It is not enough because the true goal of moderation is not to hide content people don't like, but to lock out people the majority of people don't like so they can't communicate or work together to spread their (probably hateful) message.
Putting it on a blockchain is abdicating responsibility for any and all content, saying "hey, we just wrote the code, we don't store or propagate any of this ourselves."
Putting it on a blockchain doesn't magically remove responsibility. Twitter would still likely end up hosting that blockchain, since nobody else is going to foot that cost, and then they would still have fully responsibility over it.
If they just want to decentralize & use peer-to-peer instead they could also do that, and a blockchain still wouldn't be a useful aspect there. That's just a mailing list.
> Putting it on a blockchain doesn't magically remove responsibility.
I'm still kind of amazed that the government hasn't cracked down on bitcoin miners for hosting child pornography yet; every full node is hosting it. If the government ever wants to crack down on blockchains they have a valid legal excuse. The longer they go without cracking down, the more it seems like we as a society are accepting the existence of a censorship free medium of communication.
I'm not convinced that nobody else would host it. If they really made a blockchain anybody could post to it would seem difficult to stop other companies from making frontends for it.
> I'm not convinced that nobody else would host it. If they really made a blockchain anybody could post to it would seem difficult to stop other companies from making frontends for it.
How are those companies going to make money from hosting tweets? Are you letting blockchain hosts inject things? If so that's a security & privacy nightmare just waiting to happen. If not, it's financially insane to host it unless twitter pays people to do so. And if they do that then hey they're simply contractors for twitter, and twitter is again bearing the full burden of responsibility.

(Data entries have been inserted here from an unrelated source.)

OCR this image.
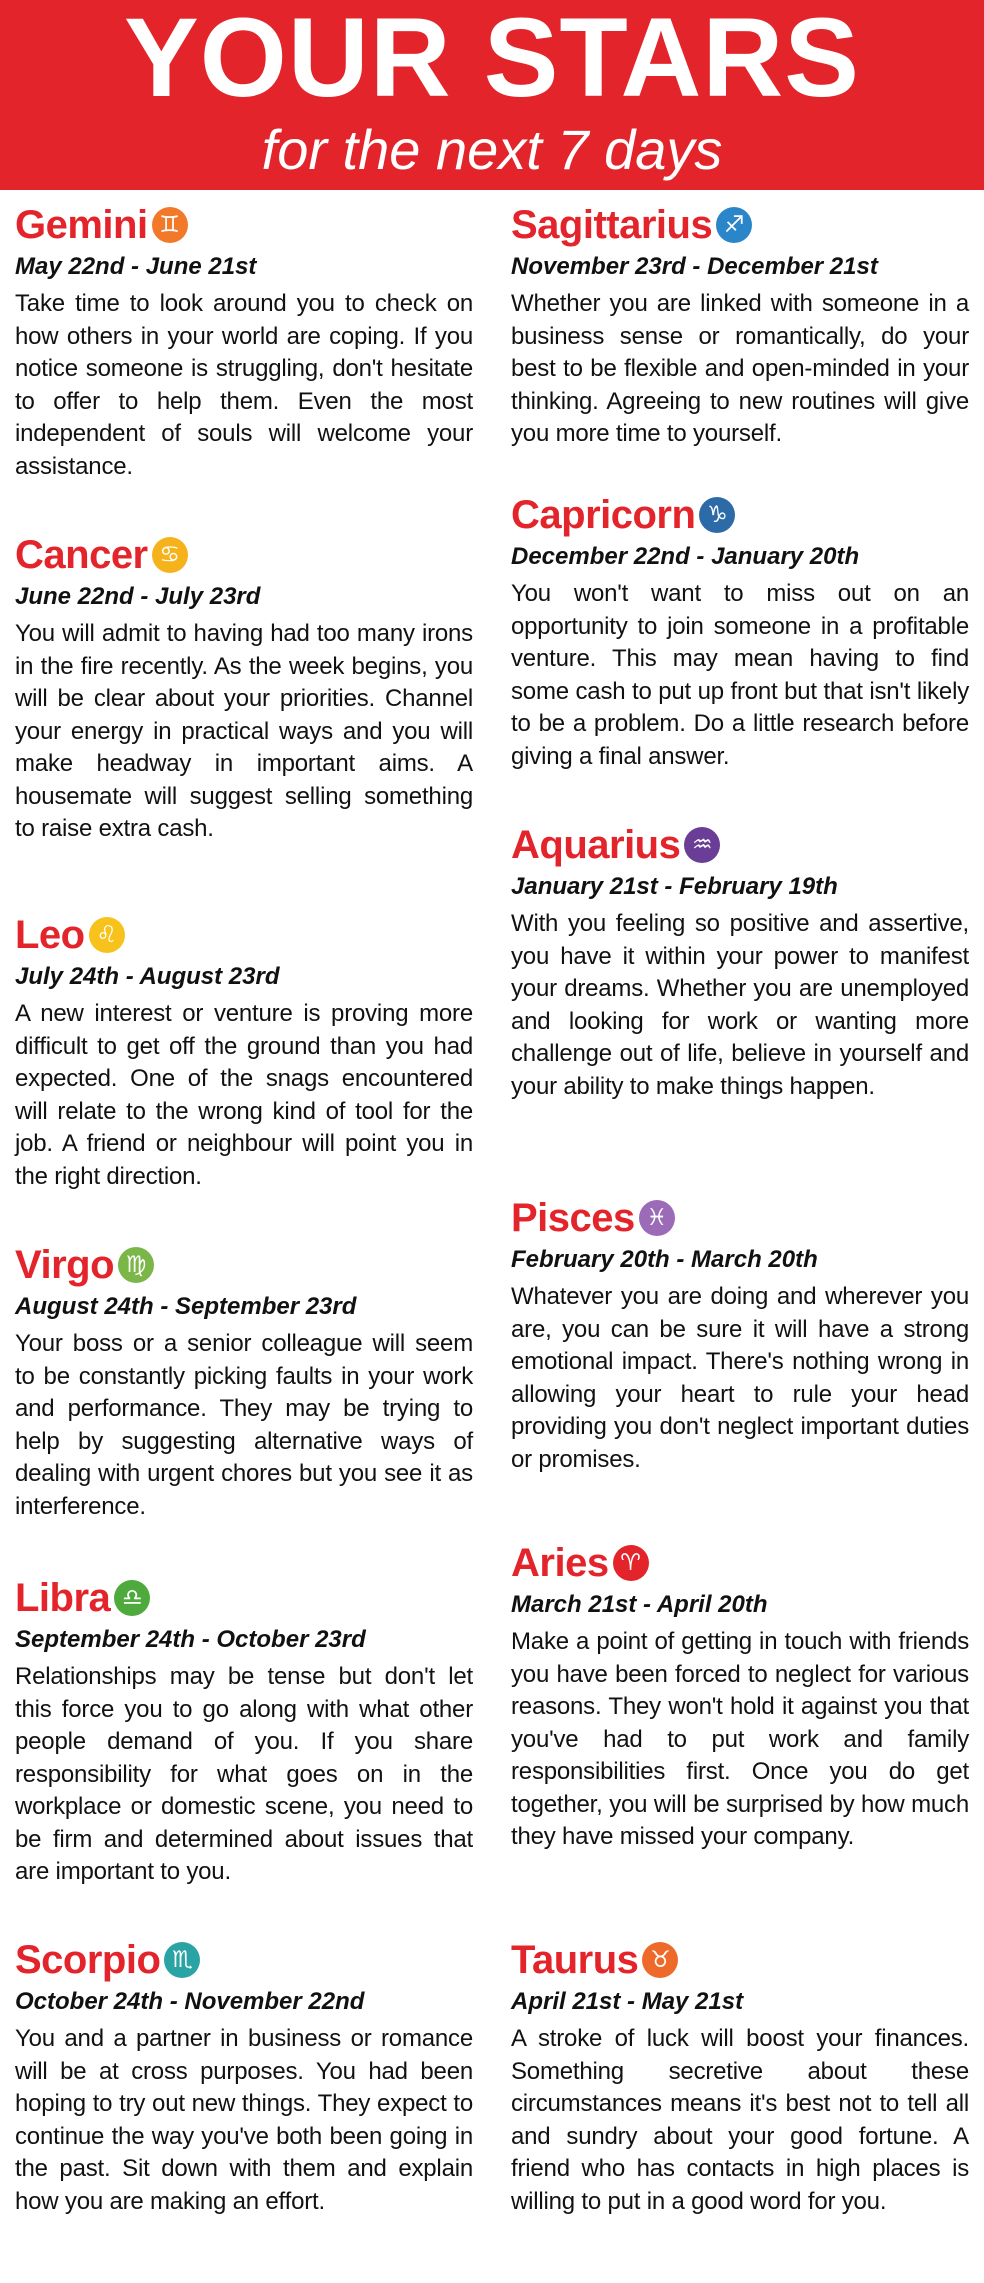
YOUR STARS
for the next 7 days
Gemini ♊
May 22nd - June 21st
Take time to look around you to check on how others in your world are coping. If you notice someone is struggling, don't hesitate to offer to help them. Even the most independent of souls will welcome your assistance.
Cancer ♋
June 22nd - July 23rd
You will admit to having had too many irons in the fire recently. As the week begins, you will be clear about your priorities. Channel your energy in practical ways and you will make headway in important aims. A housemate will suggest selling something to raise extra cash.
Leo ♌
July 24th - August 23rd
A new interest or venture is proving more difficult to get off the ground than you had expected. One of the snags encountered will relate to the wrong kind of tool for the job. A friend or neighbour will point you in the right direction.
Virgo ♍
August 24th - September 23rd
Your boss or a senior colleague will seem to be constantly picking faults in your work and performance. They may be trying to help by suggesting alternative ways of dealing with urgent chores but you see it as interference.
Libra ♎
September 24th - October 23rd
Relationships may be tense but don't let this force you to go along with what other people demand of you. If you share responsibility for what goes on in the workplace or domestic scene, you need to be firm and determined about issues that are important to you.
Scorpio ♏
October 24th - November 22nd
You and a partner in business or romance will be at cross purposes. You had been hoping to try out new things. They expect to continue the way you've both been going in the past. Sit down with them and explain how you are making an effort.
Sagittarius ♐
November 23rd - December 21st
Whether you are linked with someone in a business sense or romantically, do your best to be flexible and open-minded in your thinking. Agreeing to new routines will give you more time to yourself.
Capricorn ♑
December 22nd - January 20th
You won't want to miss out on an opportunity to join someone in a profitable venture. This may mean having to find some cash to put up front but that isn't likely to be a problem. Do a little research before giving a final answer.
Aquarius ♒
January 21st - February 19th
With you feeling so positive and assertive, you have it within your power to manifest your dreams. Whether you are unemployed and looking for work or wanting more challenge out of life, believe in yourself and your ability to make things happen.
Pisces ♓
February 20th - March 20th
Whatever you are doing and wherever you are, you can be sure it will have a strong emotional impact. There's nothing wrong in allowing your heart to rule your head providing you don't neglect important duties or promises.
Aries ♈
March 21st - April 20th
Make a point of getting in touch with friends you have been forced to neglect for various reasons. They won't hold it against you that you've had to put work and family responsibilities first. Once you do get together, you will be surprised by how much they have missed your company.
Taurus ♉
April 21st - May 21st
A stroke of luck will boost your finances. Something secretive about these circumstances means it's best not to tell all and sundry about your good fortune. A friend who has contacts in high places is willing to put in a good word for you.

The same question can be asked of Twitter. Twitter serves up other content alongside tweets, and makes a profit doing it (as of last year). Is this a privacy nightmare? Yup. Is it more of a privacy nightmare if a different company does it? Depends on the company. Maybe a given user will trust a given provider more than they trust Twitter, or maybe they'll like their ad policy more, or maybe they'll be willing to pay a premium to not be served ads, or maybe they'll want to search through tweets using more specific filters than Twitter allows. To me, choice of provider sounds like something that should increase security for those who desire it and educate themselves. For those who don't, there are other tradeoffs they can make.
This all assumes I'm interpretting Dorsey's statements correctly, and of course I may not be.
> Twitter would still likely end up hosting that blockchain, since nobody else is going to foot that cost
Why do you assume that? Modern blockchains are not proof-of-work, and the only info you need on a blockchain are permissions and encryption keys to data on other distributed storage networks (e.g, IPFS.)
So the cost isn't really very high, and probably worth the tradeoff for groups that feel alienated or disenfranchised.
Modern blockchains don't host images and face twitter's level of traffic, either.
Bandwidth & storage isn't free. Why would anyone voluntarily just do that for Twitter? Even if it's literally entirely free to setup & host, that's still someone's time & motivation to do so. People do this for blockchain because they're trying to get rich off of it. There's no money in hosting tweets.
Putting it on a blockchain is abdicating responsibility for any and all content, saying "hey, we just wrote the code, we don't store or propagate any of this ourselves."